Question

A quadratic equation with integral coefficients has two different prime numbers as its roots. If the sum of the coefficients of the equation is prime, then the sum of the roots is
A.2
B.5
C.7
D.11

Answer 1

Hint: Here we will first assume the two roots of a quadratic equation as two variables. Then we will find the sum of the two roots using the property of the roots of the quadratic equation. We will then check the possible conditions for the roots as well as their sum to become prime numbers. Then we will solve the problem accordingly.

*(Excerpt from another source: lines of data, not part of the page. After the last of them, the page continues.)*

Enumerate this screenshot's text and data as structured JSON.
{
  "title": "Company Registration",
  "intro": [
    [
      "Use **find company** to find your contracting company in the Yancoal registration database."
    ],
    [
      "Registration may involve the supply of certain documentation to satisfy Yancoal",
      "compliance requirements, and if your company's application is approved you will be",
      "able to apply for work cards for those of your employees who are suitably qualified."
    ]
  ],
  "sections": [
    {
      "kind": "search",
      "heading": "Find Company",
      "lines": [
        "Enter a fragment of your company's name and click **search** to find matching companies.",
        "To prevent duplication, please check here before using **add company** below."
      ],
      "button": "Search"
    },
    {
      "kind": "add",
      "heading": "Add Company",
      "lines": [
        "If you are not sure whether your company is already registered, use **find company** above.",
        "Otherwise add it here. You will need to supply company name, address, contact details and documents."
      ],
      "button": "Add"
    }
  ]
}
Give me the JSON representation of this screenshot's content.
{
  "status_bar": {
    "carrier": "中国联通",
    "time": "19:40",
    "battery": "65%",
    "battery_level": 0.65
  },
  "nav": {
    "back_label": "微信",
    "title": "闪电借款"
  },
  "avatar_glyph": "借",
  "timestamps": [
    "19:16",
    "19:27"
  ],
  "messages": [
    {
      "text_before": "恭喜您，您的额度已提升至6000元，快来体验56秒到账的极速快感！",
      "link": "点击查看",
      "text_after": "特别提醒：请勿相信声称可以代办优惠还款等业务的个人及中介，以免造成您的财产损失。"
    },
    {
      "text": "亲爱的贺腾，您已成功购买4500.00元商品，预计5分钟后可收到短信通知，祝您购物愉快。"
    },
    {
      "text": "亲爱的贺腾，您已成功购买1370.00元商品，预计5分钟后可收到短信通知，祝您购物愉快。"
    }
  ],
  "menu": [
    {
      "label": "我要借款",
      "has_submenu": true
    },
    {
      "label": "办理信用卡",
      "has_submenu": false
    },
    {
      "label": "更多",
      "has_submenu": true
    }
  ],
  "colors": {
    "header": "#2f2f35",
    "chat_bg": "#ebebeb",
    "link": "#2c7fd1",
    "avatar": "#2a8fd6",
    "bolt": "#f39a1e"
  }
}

Complete step-by-step answer:
Let \[a{x^2} + bx + c = 0\] be the equation having prime numbers \[{p_1}\] ​and \[{p_2}\] ​as roots of this quadratic equation.
Now, we will find the sum of the roots which is equal to the negative of ratio of the coefficient of \[x\] to the coefficient of \[{x^2}\].
\[ \Rightarrow {p_1} + {p_2} = \dfrac{{ - b}}{a}\]
As \[{p_1}\] ​and \[{p_2}\] are prime numbers, this is only possible if \[a = 1\], therefore, we get
\[ \Rightarrow {p_1} + {p_2} = - b\]…….. \[\left( 1 \right)\]
Now, we will find the product of the roots which is equal to the ratio of the constant term to the coefficient of \[{x^2}\] of the quadratic equation.
\[ \Rightarrow {p_1} \times {p_2} = \dfrac{c}{a}\]
As \[{p_1}\] ​and \[{p_2}\] are prime numbers, this is only possible if \[a = 1\]
therefore, we get
\[ \Rightarrow {p_1} \times {p_2} = c\]…….. \[\left( 2 \right)\]
It is also given that the sum of the coefficients of the equation is a prime number.
Therefore, we get
\[ \Rightarrow a + b + c = {\rm{prime \,number}}\]
on substituting the value \[a = 1\], we get
\[ \Rightarrow 1 + b + c = {\rm{prime \,number}}\]
Now, we will put the value of \[b\] and \[c\] from equation 1 and equation 2, we get
\[ \Rightarrow 1 - \left( {{p_1} + {p_2}} \right) + {p_1} \times {p_2} = {\rm{prime\, number}}\]
On further simplification, we get
\[ \Rightarrow \left( {{p_1} - 1} \right)\left( {{p_2} - 1} \right) = {\rm{prime\, number}}\]
This is only possible when the whole term of one of the brackets is equal to 1 i.e.
\[\begin{array}{l} \Rightarrow {p_1} - 1 = 1\\ \Rightarrow {p_1} = 2\end{array}\]
And when \[\left( {{p_2} - 1} \right){\rm{ }} = 2\]
\[\begin{array}{l} \Rightarrow {p_2} - 1 = 2\\ \Rightarrow {p_2} = 3\end{array}\]
Thus, we have got the value of two roots. Now, we will find the sum of the roots
So,
\[ \Rightarrow {p_1} + {p_2} = 2 + 3 = 5\]
Hence, the only possible combination of prime roots is 2 and 3.
Thus, the correct option is option B.

Note: Here, we have seen that the roots of the quadratic equation are prime numbers and their sum is also a prime number. Prime number is defined as a number which is divisible by only two numbers i.e. 1 and the number itself. We need to remember that the number of roots of the polynomial is always equal to the highest power in the polynomial. The number of roots of a quadratic polynomial is 2 because the highest power in a quadratic polynomial is 2. Similarly the number of roots of cubic polynomials is 3 because the highest power in cubic polynomials is 3.